Cloud agent: every action loop sends a screenshot (sometimes accompanied by a structured DOM) to a remote model, the model returns a tool call, the harness executes it. Your screen, your inputs, and the model's reasoning all transit the network on every step. Latency: one to several seconds per action. Local agent like Fazm: the accessibility tree is read on your Mac via AXUIElementCopyAttributeValue, the diff is computed on your Mac, only the structured delta and your prompt go to the model API (or to a local model, if you pointed Fazm at one via its custom-API-endpoint setting). Latency: tens to hundreds of milliseconds per action, plus the model call. Two completely different data-flow shapes.

How do I evaluate any computer use agent before I install it?

Five things to check. (1) Is it open source, so you can read the tools and the prompts. (2) Read its entitlements file (in the .app bundle at Contents/Info.plist or in the source repo). Count the keys. Each key is a capability you are about to grant. (3) Look at which TCC pane it asks for during onboarding. Accessibility plus Screen Recording plus Microphone is the floor for a useful agent; Full Disk Access is a step up that you should weigh hard. (4) Check the network destinations the agent talks to (Little Snitch, Lulu, or just look at the source). A local-first agent should not be calling out to ten domains. (5) Check whether its model endpoint is configurable, so you can route through your own proxy or a local model if you want.

What does Fazm send to a model API on every action?

By default, the structured accessibility-tree delta from the macos-use MCP server (lines, roles, text, in_viewport flags), plus the user's prompt, plus the chat history.

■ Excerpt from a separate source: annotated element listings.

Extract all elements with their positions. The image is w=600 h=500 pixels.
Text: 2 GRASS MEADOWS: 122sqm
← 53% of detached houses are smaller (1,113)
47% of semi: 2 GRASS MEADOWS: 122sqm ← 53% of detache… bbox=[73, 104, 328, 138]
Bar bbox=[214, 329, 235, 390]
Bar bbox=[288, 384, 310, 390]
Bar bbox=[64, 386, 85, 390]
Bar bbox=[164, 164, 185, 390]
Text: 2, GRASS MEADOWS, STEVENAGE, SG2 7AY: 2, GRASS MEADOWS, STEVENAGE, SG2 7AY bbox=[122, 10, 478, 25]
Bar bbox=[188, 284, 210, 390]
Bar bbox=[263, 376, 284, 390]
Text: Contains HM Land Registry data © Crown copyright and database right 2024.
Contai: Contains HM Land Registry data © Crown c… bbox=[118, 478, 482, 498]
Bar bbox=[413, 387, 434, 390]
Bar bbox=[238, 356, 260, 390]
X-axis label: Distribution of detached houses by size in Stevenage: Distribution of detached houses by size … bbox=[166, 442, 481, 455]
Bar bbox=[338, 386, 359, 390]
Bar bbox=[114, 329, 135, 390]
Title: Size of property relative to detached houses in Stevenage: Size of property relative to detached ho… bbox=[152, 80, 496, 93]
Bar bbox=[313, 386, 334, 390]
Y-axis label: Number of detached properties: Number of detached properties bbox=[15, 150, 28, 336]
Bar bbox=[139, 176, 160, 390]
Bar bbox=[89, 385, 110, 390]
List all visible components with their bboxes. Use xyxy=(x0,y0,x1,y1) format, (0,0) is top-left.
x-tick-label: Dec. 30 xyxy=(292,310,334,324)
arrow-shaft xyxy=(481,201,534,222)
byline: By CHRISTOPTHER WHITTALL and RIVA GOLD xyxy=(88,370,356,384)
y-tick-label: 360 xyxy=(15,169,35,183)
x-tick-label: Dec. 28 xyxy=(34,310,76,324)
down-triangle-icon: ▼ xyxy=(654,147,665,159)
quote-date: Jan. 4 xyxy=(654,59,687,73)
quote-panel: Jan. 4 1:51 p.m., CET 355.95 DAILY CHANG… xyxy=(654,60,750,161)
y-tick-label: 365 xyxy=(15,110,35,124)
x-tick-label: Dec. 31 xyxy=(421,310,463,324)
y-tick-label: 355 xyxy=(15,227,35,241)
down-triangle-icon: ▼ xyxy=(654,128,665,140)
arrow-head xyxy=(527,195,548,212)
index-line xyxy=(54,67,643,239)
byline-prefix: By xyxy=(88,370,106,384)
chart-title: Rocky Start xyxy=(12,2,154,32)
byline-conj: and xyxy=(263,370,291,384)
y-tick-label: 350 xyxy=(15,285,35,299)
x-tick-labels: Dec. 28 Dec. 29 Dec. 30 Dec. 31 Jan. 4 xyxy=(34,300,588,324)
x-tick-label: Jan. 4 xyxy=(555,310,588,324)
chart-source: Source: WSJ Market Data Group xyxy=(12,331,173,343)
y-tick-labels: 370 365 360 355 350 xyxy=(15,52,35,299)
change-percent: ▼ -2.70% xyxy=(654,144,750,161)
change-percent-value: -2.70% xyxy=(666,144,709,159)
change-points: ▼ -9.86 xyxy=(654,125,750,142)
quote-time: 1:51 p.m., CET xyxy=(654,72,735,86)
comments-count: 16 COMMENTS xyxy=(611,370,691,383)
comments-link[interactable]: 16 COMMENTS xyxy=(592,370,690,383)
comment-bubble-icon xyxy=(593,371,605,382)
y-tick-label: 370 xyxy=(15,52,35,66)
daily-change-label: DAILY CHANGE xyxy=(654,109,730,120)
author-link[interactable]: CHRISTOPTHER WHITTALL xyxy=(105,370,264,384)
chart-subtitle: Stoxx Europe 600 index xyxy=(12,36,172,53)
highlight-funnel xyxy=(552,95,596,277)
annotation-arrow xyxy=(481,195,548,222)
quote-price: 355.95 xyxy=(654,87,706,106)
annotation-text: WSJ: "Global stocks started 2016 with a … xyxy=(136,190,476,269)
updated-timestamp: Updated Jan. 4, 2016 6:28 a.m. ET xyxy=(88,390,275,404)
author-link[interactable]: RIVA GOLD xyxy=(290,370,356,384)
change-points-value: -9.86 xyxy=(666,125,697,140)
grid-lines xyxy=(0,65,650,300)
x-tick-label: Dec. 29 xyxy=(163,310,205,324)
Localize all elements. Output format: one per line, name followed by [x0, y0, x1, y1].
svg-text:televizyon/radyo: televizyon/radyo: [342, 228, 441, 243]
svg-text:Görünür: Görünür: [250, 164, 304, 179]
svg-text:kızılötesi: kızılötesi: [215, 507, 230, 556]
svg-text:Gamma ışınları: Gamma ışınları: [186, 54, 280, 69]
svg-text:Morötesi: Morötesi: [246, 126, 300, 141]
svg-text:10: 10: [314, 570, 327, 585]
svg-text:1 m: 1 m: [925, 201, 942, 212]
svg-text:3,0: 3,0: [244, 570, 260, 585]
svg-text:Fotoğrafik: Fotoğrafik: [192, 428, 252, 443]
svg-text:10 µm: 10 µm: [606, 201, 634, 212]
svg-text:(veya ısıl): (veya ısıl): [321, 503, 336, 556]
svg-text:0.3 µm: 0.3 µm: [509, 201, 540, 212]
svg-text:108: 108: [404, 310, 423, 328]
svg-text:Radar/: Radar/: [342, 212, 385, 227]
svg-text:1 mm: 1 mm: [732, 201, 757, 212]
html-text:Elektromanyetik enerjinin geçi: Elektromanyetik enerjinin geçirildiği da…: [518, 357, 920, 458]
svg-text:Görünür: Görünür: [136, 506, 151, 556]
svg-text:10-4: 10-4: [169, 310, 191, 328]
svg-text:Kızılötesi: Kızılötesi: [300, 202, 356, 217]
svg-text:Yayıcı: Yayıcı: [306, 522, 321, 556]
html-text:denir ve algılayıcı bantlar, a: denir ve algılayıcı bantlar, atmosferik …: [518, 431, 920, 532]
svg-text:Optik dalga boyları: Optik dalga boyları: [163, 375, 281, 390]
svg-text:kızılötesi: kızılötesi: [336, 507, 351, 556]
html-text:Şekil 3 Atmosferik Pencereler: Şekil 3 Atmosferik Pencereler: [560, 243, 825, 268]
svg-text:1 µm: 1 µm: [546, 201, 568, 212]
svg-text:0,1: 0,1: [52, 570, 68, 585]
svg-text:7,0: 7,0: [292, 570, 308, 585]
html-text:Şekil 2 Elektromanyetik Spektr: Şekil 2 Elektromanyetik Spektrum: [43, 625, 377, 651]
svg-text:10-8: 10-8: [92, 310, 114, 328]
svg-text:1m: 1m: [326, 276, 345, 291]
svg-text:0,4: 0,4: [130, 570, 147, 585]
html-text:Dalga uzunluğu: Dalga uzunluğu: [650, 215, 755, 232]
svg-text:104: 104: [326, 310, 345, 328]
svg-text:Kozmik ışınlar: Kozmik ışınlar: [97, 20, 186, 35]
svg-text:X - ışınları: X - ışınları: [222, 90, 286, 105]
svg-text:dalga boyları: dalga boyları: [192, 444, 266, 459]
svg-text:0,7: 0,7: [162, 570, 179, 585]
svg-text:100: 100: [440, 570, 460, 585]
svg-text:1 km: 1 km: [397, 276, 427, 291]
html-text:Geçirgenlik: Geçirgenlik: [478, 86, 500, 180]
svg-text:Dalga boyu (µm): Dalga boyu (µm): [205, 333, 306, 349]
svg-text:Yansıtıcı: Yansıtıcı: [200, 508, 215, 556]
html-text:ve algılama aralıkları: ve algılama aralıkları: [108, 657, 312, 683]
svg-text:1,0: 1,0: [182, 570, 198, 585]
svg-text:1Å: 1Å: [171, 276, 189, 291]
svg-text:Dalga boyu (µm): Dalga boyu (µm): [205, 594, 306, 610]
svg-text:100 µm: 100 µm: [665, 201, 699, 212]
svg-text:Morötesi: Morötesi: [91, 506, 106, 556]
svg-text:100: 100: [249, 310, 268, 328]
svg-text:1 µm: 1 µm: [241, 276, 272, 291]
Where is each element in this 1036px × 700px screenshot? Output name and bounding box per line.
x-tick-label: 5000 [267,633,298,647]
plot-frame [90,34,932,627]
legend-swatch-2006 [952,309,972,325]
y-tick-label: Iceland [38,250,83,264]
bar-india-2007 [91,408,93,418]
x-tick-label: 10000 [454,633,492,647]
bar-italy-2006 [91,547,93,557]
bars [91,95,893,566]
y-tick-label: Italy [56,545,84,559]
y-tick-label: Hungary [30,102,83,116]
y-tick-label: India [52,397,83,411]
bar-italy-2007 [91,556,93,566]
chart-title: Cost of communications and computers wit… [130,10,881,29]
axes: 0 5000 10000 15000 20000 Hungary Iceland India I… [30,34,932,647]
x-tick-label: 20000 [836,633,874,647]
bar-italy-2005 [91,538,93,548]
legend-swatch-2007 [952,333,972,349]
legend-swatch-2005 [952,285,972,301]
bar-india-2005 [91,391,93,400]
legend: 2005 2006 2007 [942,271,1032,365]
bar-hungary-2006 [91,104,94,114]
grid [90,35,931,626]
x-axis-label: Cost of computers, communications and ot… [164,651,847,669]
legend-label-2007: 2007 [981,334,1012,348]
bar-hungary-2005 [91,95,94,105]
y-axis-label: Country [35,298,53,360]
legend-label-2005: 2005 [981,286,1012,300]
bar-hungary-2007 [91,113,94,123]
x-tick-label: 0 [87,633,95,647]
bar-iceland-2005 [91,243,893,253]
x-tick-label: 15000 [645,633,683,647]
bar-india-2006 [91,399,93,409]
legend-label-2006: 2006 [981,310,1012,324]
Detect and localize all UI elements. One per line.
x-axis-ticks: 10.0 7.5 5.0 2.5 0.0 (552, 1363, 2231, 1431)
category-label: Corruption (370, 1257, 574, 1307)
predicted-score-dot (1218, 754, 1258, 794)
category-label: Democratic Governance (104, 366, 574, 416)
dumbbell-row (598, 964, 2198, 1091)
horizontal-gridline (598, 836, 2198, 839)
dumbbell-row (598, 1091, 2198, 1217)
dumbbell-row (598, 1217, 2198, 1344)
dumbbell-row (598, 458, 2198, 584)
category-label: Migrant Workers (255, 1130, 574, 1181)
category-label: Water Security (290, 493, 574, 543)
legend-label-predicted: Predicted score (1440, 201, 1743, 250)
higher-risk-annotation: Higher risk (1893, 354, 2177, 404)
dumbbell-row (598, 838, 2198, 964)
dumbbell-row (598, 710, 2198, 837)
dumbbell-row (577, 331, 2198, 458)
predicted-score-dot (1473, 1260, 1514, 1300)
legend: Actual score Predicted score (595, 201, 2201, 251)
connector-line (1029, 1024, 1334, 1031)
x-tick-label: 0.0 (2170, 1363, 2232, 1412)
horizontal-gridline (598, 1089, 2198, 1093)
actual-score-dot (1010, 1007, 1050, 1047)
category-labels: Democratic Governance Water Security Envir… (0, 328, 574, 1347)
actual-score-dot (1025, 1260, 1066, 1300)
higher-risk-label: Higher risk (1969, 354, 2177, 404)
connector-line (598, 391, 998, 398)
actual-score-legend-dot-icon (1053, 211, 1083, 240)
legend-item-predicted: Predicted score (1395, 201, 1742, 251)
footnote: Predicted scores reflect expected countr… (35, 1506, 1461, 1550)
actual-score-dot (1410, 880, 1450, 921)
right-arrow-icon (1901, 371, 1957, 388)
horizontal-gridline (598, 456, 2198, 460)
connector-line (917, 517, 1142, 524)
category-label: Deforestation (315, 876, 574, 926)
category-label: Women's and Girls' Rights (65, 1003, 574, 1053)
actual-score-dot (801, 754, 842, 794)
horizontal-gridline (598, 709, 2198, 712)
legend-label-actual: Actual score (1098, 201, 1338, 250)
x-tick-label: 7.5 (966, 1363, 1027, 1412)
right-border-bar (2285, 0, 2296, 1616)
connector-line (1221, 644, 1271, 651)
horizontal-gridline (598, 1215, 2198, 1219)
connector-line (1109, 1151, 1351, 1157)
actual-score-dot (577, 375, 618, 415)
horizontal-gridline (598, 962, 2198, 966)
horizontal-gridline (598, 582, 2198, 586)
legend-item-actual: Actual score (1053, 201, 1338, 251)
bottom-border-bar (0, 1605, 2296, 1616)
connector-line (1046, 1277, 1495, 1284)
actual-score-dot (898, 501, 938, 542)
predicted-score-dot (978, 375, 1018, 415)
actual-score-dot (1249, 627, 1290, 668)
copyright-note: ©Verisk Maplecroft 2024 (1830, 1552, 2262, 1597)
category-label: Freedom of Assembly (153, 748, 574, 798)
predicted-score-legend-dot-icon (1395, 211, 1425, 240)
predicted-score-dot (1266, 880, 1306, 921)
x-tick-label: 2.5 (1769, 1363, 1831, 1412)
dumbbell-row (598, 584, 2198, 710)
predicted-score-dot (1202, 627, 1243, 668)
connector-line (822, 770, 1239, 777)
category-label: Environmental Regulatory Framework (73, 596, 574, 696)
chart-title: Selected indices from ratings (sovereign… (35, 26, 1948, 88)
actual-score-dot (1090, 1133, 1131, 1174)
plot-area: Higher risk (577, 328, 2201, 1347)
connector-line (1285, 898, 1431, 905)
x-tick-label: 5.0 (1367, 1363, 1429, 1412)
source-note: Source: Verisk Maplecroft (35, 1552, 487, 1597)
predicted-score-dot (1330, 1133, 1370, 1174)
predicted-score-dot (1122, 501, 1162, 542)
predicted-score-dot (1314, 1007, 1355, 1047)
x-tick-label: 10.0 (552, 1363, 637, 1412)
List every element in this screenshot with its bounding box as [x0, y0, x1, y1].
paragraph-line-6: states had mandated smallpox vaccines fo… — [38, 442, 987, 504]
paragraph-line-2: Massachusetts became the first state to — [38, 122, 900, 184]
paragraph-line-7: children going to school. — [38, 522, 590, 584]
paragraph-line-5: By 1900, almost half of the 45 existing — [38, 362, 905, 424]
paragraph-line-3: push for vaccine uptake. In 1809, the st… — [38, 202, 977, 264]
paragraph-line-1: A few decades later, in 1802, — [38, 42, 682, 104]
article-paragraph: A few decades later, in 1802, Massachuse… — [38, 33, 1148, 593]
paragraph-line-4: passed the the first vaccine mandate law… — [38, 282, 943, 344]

Not the screen pixels. Screenshots are only captured when the agent invokes capture_screenshot, which is a tool the model has to actively decide to use (the system prompt steers it toward macos-use tools first, with screenshots as the fallback for apps without an accessibility tree). If you are running through Anthropic, this matters because it scopes what your data-handling agreement covers; the logs will show structured JSON, not images.

Can the agent disable my permissions, install malware, or delete my files silently?

The agent cannot grant itself new TCC permissions; only you can do that, in System Settings, with your local password. The agent can do anything the existing permissions allow: click a Finder button to drag a file to the Trash, type a Terminal command, send an Apple Event to Mail. So 'silent' depends on whether you wired it up to confirm destructive actions. Keep destructive shell commands behind a confirmation. Most local agents (Fazm, mcp-server-macos-use, the Claude Code CLI) do this for shell commands by default. Software Update, install of new system extensions, kernel-level access — none of these are reachable through accessibility or Apple Events.